Et la duègne accourut toute frétillante.

— Ah ! Vous m’avez fait peur ! Vous désirez quelque chose, joie de mon cœur ?

— Oui, allez dans ma chambre, vous trouverez dans le premier tiroir de la commode une petite tête en ivoire… Vous savez ce que je veux dire… ces petits crânes blancs. J’en veux un, un seul. Vous le descendrez pour le joindre à ma collection.

La duègne s’inclina et partit froufroutante.

Le Marquis de Llerena prit alors la parole. C’était un petit vieux à l’air revêche, mais entreprenant. Deux yeux presque mornes clignotaient dans une figure ridée et grêlée. Un reste de vitalité décelait de luxuriants désirs.

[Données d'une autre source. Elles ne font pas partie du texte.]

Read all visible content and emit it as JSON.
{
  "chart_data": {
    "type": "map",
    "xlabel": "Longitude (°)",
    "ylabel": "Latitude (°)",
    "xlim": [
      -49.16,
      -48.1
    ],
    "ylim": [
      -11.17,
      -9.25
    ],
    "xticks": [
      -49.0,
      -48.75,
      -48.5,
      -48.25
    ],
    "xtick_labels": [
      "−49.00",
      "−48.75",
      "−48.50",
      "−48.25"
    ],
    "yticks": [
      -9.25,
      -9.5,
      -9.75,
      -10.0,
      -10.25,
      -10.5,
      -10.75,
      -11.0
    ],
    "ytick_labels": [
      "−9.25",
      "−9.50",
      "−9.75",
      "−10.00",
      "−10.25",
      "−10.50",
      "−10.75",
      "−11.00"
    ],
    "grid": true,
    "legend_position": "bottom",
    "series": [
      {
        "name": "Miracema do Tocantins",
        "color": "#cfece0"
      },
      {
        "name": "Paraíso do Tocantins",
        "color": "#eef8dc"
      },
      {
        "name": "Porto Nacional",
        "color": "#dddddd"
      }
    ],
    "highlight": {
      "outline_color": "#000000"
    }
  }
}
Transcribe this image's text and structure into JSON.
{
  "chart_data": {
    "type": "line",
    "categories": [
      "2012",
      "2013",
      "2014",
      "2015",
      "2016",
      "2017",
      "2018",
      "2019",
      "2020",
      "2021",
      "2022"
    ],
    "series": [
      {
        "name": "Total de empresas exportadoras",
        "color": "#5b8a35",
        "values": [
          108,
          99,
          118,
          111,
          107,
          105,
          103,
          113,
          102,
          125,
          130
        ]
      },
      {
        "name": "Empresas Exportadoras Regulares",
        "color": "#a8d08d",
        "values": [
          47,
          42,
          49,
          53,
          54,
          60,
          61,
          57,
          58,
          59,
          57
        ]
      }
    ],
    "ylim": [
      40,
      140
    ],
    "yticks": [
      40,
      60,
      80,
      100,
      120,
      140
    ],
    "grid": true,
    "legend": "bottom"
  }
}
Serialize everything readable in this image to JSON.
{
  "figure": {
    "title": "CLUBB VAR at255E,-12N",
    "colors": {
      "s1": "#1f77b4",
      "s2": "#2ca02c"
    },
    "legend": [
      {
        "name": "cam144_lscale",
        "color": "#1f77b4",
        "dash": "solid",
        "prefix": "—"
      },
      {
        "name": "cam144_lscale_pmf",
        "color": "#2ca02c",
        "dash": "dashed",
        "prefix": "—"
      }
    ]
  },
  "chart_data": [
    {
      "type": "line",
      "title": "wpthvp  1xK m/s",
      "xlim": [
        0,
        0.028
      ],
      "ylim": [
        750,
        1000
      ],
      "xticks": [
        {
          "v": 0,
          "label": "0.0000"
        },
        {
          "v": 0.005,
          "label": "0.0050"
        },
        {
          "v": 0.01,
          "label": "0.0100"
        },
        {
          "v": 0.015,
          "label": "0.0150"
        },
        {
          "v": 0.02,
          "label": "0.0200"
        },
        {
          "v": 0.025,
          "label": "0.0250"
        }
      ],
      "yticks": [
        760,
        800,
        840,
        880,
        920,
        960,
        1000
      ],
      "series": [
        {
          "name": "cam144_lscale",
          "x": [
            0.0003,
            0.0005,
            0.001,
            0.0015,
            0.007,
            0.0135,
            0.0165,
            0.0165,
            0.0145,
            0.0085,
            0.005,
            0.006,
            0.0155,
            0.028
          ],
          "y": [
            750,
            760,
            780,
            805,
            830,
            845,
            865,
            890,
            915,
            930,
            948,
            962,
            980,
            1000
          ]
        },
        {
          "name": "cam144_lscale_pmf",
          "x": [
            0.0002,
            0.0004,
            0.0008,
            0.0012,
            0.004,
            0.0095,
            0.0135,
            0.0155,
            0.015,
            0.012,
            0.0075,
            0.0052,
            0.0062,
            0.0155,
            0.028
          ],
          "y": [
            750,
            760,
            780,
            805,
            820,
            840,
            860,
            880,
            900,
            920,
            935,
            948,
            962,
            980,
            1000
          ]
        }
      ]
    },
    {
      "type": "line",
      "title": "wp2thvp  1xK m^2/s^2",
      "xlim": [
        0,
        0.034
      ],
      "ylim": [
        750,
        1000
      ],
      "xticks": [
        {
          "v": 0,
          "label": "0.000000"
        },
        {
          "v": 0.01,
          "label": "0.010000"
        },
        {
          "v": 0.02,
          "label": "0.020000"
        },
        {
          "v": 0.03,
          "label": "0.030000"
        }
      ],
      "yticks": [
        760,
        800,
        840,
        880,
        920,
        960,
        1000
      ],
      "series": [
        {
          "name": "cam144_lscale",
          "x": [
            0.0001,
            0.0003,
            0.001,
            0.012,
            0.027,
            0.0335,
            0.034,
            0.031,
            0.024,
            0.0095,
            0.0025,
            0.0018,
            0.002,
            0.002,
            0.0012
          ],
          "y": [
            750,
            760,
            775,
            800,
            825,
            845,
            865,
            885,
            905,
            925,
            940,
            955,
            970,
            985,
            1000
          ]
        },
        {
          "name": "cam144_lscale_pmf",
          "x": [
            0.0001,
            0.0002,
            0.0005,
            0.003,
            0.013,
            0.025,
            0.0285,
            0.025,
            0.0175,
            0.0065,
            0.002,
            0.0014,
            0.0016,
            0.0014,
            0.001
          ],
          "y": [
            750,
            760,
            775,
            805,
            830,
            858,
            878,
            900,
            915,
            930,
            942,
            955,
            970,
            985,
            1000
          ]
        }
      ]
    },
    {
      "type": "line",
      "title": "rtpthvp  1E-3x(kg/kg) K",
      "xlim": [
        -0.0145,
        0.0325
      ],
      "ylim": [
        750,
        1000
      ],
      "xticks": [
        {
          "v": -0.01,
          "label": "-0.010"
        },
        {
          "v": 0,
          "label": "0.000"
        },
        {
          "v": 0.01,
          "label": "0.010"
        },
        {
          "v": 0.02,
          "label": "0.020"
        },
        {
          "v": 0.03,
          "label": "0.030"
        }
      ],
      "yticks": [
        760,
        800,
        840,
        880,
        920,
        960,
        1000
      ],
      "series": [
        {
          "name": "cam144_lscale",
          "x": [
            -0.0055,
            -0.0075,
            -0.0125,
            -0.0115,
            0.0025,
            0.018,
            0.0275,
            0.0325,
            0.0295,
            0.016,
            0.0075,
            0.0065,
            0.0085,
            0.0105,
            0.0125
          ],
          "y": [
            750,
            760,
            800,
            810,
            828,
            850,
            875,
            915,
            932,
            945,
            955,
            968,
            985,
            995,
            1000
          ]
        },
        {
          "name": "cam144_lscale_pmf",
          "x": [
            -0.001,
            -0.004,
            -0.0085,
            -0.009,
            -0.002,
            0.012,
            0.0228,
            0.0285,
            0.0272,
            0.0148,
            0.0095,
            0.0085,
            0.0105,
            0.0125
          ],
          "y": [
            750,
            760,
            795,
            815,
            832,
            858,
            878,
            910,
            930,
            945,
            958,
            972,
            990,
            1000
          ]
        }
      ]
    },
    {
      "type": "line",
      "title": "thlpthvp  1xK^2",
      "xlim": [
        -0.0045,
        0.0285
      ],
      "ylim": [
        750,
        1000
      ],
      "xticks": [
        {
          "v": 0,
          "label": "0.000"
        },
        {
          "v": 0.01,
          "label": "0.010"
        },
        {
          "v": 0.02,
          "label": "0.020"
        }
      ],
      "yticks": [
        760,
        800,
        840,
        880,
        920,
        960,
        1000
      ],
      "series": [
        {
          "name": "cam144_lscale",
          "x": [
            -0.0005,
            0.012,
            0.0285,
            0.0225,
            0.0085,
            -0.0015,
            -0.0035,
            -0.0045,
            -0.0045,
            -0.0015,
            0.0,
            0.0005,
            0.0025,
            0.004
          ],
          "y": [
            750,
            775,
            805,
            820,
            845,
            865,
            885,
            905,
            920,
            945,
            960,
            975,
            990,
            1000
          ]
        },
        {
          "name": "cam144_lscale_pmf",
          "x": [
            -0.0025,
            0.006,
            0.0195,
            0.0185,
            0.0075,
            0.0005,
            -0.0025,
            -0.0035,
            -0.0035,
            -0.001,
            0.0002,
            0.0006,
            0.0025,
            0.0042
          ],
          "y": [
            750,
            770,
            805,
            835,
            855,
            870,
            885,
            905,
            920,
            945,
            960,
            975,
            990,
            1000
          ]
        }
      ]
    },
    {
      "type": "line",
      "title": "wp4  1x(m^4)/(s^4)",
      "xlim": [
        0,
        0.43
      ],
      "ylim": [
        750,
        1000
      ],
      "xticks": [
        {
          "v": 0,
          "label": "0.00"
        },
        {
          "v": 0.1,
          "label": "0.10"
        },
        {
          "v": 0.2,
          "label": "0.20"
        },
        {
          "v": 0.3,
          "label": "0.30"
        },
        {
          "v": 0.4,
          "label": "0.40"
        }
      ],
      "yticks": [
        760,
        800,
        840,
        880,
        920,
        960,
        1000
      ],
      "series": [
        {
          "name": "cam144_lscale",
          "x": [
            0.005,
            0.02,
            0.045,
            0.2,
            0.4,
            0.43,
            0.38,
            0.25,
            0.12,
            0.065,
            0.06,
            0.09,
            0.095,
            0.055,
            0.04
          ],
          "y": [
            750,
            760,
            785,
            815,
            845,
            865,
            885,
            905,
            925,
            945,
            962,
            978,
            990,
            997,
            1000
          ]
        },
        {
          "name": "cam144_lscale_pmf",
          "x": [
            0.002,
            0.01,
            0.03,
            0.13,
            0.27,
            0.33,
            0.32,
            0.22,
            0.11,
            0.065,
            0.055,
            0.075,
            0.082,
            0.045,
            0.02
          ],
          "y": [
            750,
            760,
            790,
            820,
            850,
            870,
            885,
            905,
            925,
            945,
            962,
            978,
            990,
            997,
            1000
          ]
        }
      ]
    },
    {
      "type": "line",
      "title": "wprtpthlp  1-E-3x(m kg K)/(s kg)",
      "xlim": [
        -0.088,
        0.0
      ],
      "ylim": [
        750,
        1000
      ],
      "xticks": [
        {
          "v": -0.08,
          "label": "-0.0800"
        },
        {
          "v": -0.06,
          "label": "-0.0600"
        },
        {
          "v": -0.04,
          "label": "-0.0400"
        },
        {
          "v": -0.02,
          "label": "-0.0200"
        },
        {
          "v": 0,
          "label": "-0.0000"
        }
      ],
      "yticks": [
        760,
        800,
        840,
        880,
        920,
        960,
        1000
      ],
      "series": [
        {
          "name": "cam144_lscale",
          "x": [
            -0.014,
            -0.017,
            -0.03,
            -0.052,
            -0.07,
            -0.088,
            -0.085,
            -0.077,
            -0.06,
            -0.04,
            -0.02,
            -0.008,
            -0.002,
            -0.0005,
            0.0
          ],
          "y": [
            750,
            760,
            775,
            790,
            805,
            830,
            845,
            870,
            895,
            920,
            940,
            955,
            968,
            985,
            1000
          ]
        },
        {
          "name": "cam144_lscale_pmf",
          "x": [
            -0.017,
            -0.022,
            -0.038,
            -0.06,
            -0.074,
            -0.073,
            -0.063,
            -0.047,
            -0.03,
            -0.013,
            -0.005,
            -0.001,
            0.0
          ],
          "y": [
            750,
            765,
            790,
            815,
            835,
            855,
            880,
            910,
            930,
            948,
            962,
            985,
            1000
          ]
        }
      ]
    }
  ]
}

— Doña Segrario, ma présence chez vous pourrait vous surprendre. J’ai connu votre père, mais ce n’est pas là ce que j’ai à vous dire… Je suis vieux…

À ces mots, la porte s’ouvrit. Une voix glapissante et fêlée s’écria :

— Oh que non, caballero ! Vous êtes encore fort comme un oranger en fleurs.

C’était Doña Rosario qui, subrepticement, posa sur le guéridon sacré et profane une petite tête de mort. Elle fit encore quelques vaporeuses révérences et s’enfuit discrètement.

Don Perez perdit le fil de ses idées. Il resta bouche bée.